Stephen McCauley

American writer Stephen McCauley was BOTD in 1955. Born and raised in Boston, he studied at the University of Vermont, followed by a year at the University of Nice in southern France. After working as a travel agent for many years, he moved to Brooklyn, New York in the 1980s, and enrolled in Columbia University’s writing programme. His 1987 debut novel The Object of My Affection, a dramedy chronicling the friendship between a gay man and his straight girlfriend who raise a child together, was a bestseller, admired for its deft take on bisexuality and positive representations of queer characters. The novel was adapted into a 1998 film of the same name, directed by Nicholas Hytner and starring Jennifer Aniston, Paul Rudd and Nigel Hawthorne, though with a Hollywood ending in which Aniston’s character is partnered with a hot heterosexual policeman. McCauley continued to explore queer reconfigurations of family and intimate relationships in his novels The Easy Way Out, The Man of the House, My Ex-Life and Alternatives to Sex, largely side-stepping the anguished themes of HIV/AIDS, homophobia and family rejection in most gay-themed writing of the period.
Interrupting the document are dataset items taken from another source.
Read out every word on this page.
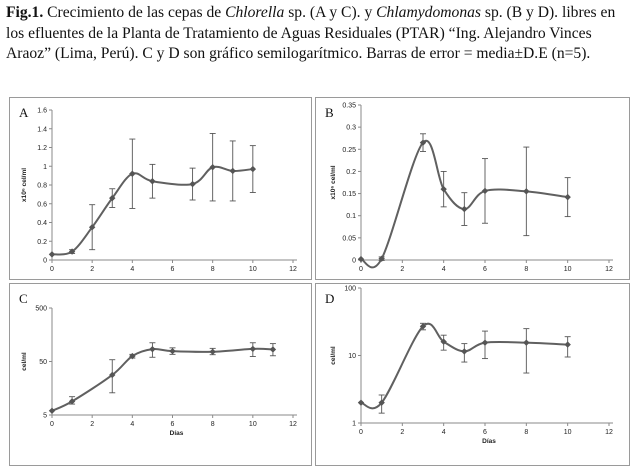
Fig.1. Crecimiento de las cepas de Chlorella sp. (A y C). y Chlamydomonas sp. (B y D). libres en los efluentes de la Planta de Tratamiento de Aguas Residuales (PTAR) “Ing. Alejandro Vinces Araoz” (Lima, Perú). C y D son gráfico semilogarítmico. Barras de error = media±D.E (n=5).
0
0.2
0.4
0.6
0.8
1
1.2
1.4
1.6
0	2	4	6	8	10	12
x10⁶ cel/ml
A
0
0.05
0.1
0.15
0.2
0.25
0.3
0.35
0	2	4	6	8	10	12
x10⁶ cel/ml
B
5
50
500
0	2	4	6	8	10	12
cel/ml
Días
C
1
10
100
0	2	4	6	8	10	12
cel/ml
Días
D
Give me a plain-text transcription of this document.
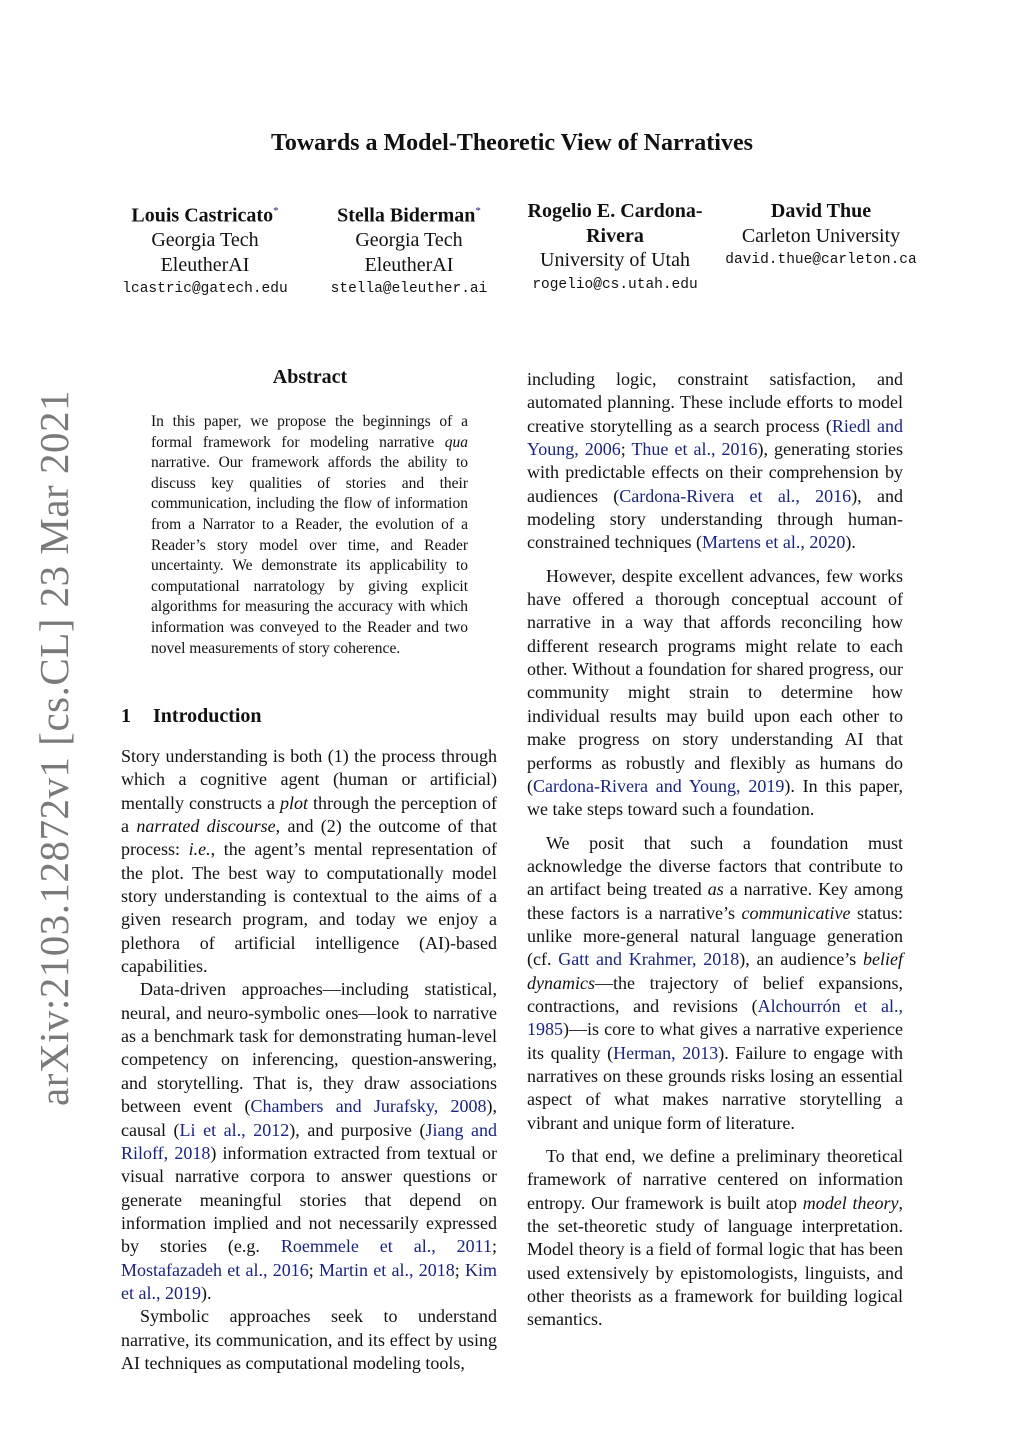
arXiv:2103.12872v1 [cs.CL] 23 Mar 2021
Towards a Model-Theoretic View of Narratives
Louis Castricato*
Georgia Tech
EleutherAI
lcastric@gatech.edu
Stella Biderman*
Georgia Tech
EleutherAI
stella@eleuther.ai
Rogelio E. Cardona-Rivera
University of Utah
rogelio@cs.utah.edu
David Thue
Carleton University
david.thue@carleton.ca
Abstract

In this paper, we propose the beginnings of a formal framework for modeling narrative qua narrative. Our framework affords the ability to discuss key qualities of stories and their communication, including the flow of information from a Narrator to a Reader, the evolution of a Reader’s story model over time, and Reader uncertainty. We demonstrate its applicability to computational narratology by giving explicit algorithms for measuring the accuracy with which information was conveyed to the Reader and two novel measurements of story coherence.

1 Introduction

Story understanding is both (1) the process through which a cognitive agent (human or artificial) mentally constructs a plot through the perception of a narrated discourse, and (2) the outcome of that process: i.e., the agent’s mental representation of the plot. The best way to computationally model story understanding is contextual to the aims of a given research program, and today we enjoy a plethora of artificial intelligence (AI)-based capabilities.

Data-driven approaches—including statistical, neural, and neuro-symbolic ones—look to narrative as a benchmark task for demonstrating human-level competency on inferencing, question-answering, and storytelling. That is, they draw associations between event (Chambers and Jurafsky, 2008), causal (Li et al., 2012), and purposive (Jiang and Riloff, 2018) information extracted from textual or visual narrative corpora to answer questions or generate meaningful stories that depend on information implied and not necessarily expressed by stories (e.g. Roemmele et al., 2011; Mostafazadeh et al., 2016; Martin et al., 2018; Kim et al., 2019).

Symbolic approaches seek to understand narrative, its communication, and its effect by using AI techniques as computational modeling tools,

including logic, constraint satisfaction, and automated planning. These include efforts to model creative storytelling as a search process (Riedl and Young, 2006; Thue et al., 2016), generating stories with predictable effects on their comprehension by audiences (Cardona-Rivera et al., 2016), and modeling story understanding through human-constrained techniques (Martens et al., 2020).

However, despite excellent advances, few works have offered a thorough conceptual account of narrative in a way that affords reconciling how different research programs might relate to each other. Without a foundation for shared progress, our community might strain to determine how individual results may build upon each other to make progress on story understanding AI that performs as robustly and flexibly as humans do (Cardona-Rivera and Young, 2019). In this paper, we take steps toward such a foundation.

We posit that such a foundation must acknowledge the diverse factors that contribute to an artifact being treated as a narrative. Key among these factors is a narrative’s communicative status: unlike more-general natural language generation (cf. Gatt and Krahmer, 2018), an audience’s belief dynamics—the trajectory of belief expansions, contractions, and revisions (Alchourrón et al., 1985)—is core to what gives a narrative experience its quality (Herman, 2013). Failure to engage with narratives on these grounds risks losing an essential aspect of what makes narrative storytelling a vibrant and unique form of literature.

To that end, we define a preliminary theoretical framework of narrative centered on information entropy. Our framework is built atop model theory, the set-theoretic study of language interpretation. Model theory is a field of formal logic that has been used extensively by epistomologists, linguists, and other theorists as a framework for building logical semantics.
In the 2000s, his novels True Enough and The Easy Way Out were adapted into the French-language films La Verité ou Presque and L’Art de la fugue, leading to his being made a Chevalier in the Ordre des Arts et des Lettres by the French government. His most recent novel You Only Call When You’re in Trouble, was published in 2024. He lives in Waltham, Massachusetts with his partner, and teaches creative writing at Brandeis University.